According to Chapman, we all have “primary” languages of apology – the one or two ways that we feel most comfortable with giving and receiving an apology. Typically, these are the ones we personally consider to be the most important components of an apology. Still, if our apologies are to be successful, we need to be mindful of the “primary” languages of apology that most connect with the person we’ve offended – and make attempt to express our apology in those ways. Chapman suggests that if we don’t know the other person’s primary apology language, we try to use all five languages in an apology.

1. Expressing Regret. This is the emotional component of an apology, the “I’m sorry.” This is admitting that you’ve hurt someone and that you are hurting because you’ve caused him or her pain.
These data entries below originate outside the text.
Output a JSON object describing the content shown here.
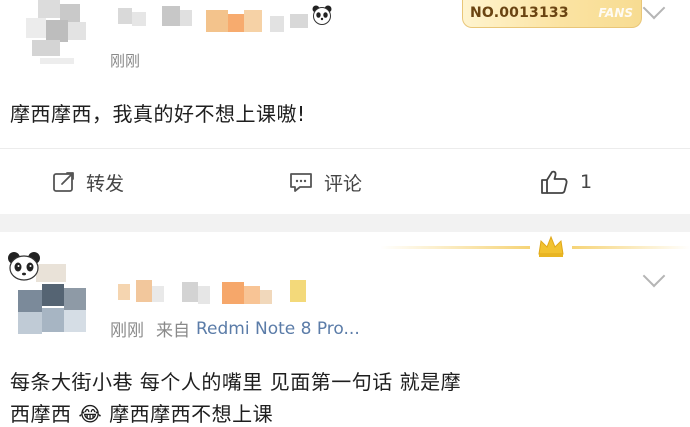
{
  "post1": {
    "username": "",
    "time": "刚刚",
    "badge_number": "NO.0013133",
    "badge_label": "FANS",
    "content": "摩西摩西，我真的好不想上课嗷!",
    "actions": {
      "repost_label": "转发",
      "comment_label": "评论",
      "like_count": "1"
    }
  },
  "post2": {
    "username": "",
    "time": "刚刚",
    "from_label": "来自",
    "device": "Redmi Note 8 Pro...",
    "content_line1": "每条大街小巷 每个人的嘴里 见面第一句话 就是摩",
    "content_line2": "西摩西 😂 摩西摩西不想上课"
  },
  "colors": {
    "link_blue": "#5b7ca8",
    "badge_gold": "#f7dc92",
    "crown_gold": "#f2c230",
    "muted_gray": "#8a8a8a"
  },
  "icons": [
    "panda-icon",
    "chevron-down-icon",
    "repost-icon",
    "comment-icon",
    "like-icon",
    "crown-icon",
    "laugh-emoji-icon"
  ]
}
2. Accepting Responsibility. This step is often overlooked in today’s culture, but it is a necessary one for a successful apology. Regardless of whether or not the hurt was intentional or unintentional, accepting responsibility means stating, “I was wrong. It was my fault.”

3. Making Restitution. This language takes the apology to another level by asking, “What can I do to make this wrong right?” It demonstrates a willingness to take action to bring healing to the relationship.
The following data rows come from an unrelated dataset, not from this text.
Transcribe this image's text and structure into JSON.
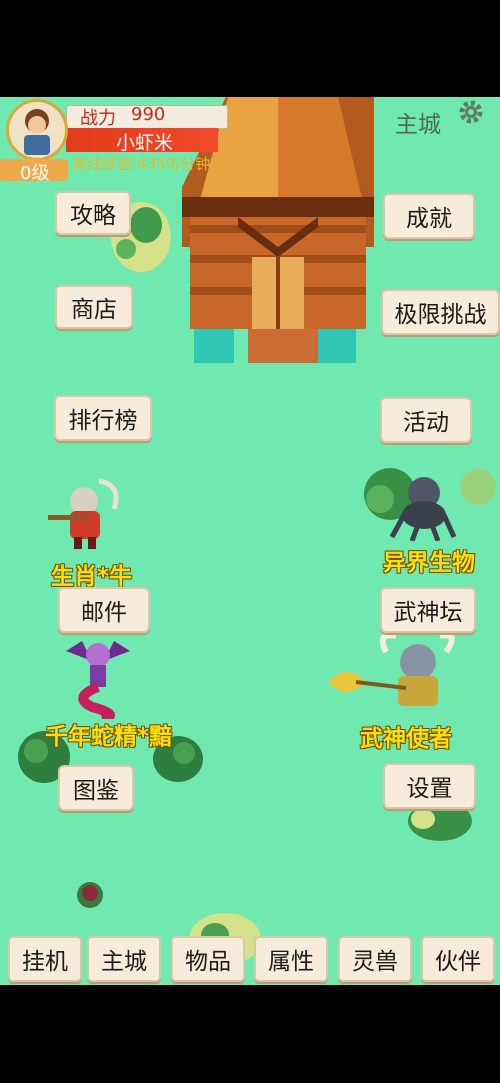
{
  "player": {
    "power_label": "战力",
    "power_value": "990",
    "name": "小虾米",
    "offline_exp": "离线经验:4350/分钟",
    "level": "0级"
  },
  "location": {
    "title": "主城",
    "settings_icon": "gear-icon"
  },
  "buttons": {
    "strategy": "攻略",
    "shop": "商店",
    "ranking": "排行榜",
    "mail": "邮件",
    "encyclopedia": "图鉴",
    "achievement": "成就",
    "extreme_challenge": "极限挑战",
    "activity": "活动",
    "altar": "武神坛",
    "settings": "设置"
  },
  "npcs": {
    "zodiac_ox": "生肖*牛",
    "snake_demon": "千年蛇精*黯",
    "alien_creature": "异界生物",
    "war_god_envoy": "武神使者"
  },
  "nav": [
    "挂机",
    "主城",
    "物品",
    "属性",
    "灵兽",
    "伙伴"
  ],
  "colors": {
    "grass": "#6fe9b0",
    "button_bg": "#f6ecd9",
    "label_yellow": "#f4e20a",
    "name_banner": "#e03b1a"
  }
}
4. Repentance. This step acknowledges your sentiment that you don’t want the offense to happen again, and that you’ll take all necessary steps within your power to see that it does not reoccur. This requires both a plan and implementation of the plan to keep the offense from happening again.

5. Requesting Forgiveness. Asking for forgiveness, “Will you forgive me for what I’ve done to hurt you?” reflects the spiritual nature of our offense. The person you’ve hurt may choose not to forgive you. You can’t force forgiveness, but asking for it is the right thing to do. (See Matthew 5:23-24.) Whether the person chooses to forgive is his or her responsibility, not yours.
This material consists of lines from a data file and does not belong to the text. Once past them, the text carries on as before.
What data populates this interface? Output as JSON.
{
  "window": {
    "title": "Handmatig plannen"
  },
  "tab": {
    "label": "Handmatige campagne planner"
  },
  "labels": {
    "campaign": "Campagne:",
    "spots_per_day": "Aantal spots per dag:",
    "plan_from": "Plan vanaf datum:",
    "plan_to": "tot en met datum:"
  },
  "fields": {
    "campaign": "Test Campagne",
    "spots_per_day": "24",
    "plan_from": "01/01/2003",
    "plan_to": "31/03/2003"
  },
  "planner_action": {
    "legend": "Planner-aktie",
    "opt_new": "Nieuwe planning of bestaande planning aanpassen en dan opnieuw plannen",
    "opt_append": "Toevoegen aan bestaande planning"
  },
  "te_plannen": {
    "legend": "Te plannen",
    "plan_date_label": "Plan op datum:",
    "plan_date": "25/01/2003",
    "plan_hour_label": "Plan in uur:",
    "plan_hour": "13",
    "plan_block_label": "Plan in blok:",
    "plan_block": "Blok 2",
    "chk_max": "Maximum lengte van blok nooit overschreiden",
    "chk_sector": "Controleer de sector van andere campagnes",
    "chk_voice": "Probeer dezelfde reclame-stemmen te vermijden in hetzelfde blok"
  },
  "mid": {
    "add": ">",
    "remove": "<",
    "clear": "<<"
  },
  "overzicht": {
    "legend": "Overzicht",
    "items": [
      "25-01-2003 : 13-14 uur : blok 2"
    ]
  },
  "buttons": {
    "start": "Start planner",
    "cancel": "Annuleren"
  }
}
Finally, we often find ourselves waiting to hear an apology from those we feel have hurt us, while they are waiting for us to apologize to them, because they feel we have hurt them. Does this sound familiar? Regardless of who started the conflict, these hurts build a barrier in the relationship. The simple truth is the barrier will remain until someone is willing to take the initiative to resolve the hurt. Even if you didn’t start the conflict, take the initiative to apologize for your role in what happened. In doing so, you’ll make it easier for the other person to apologize.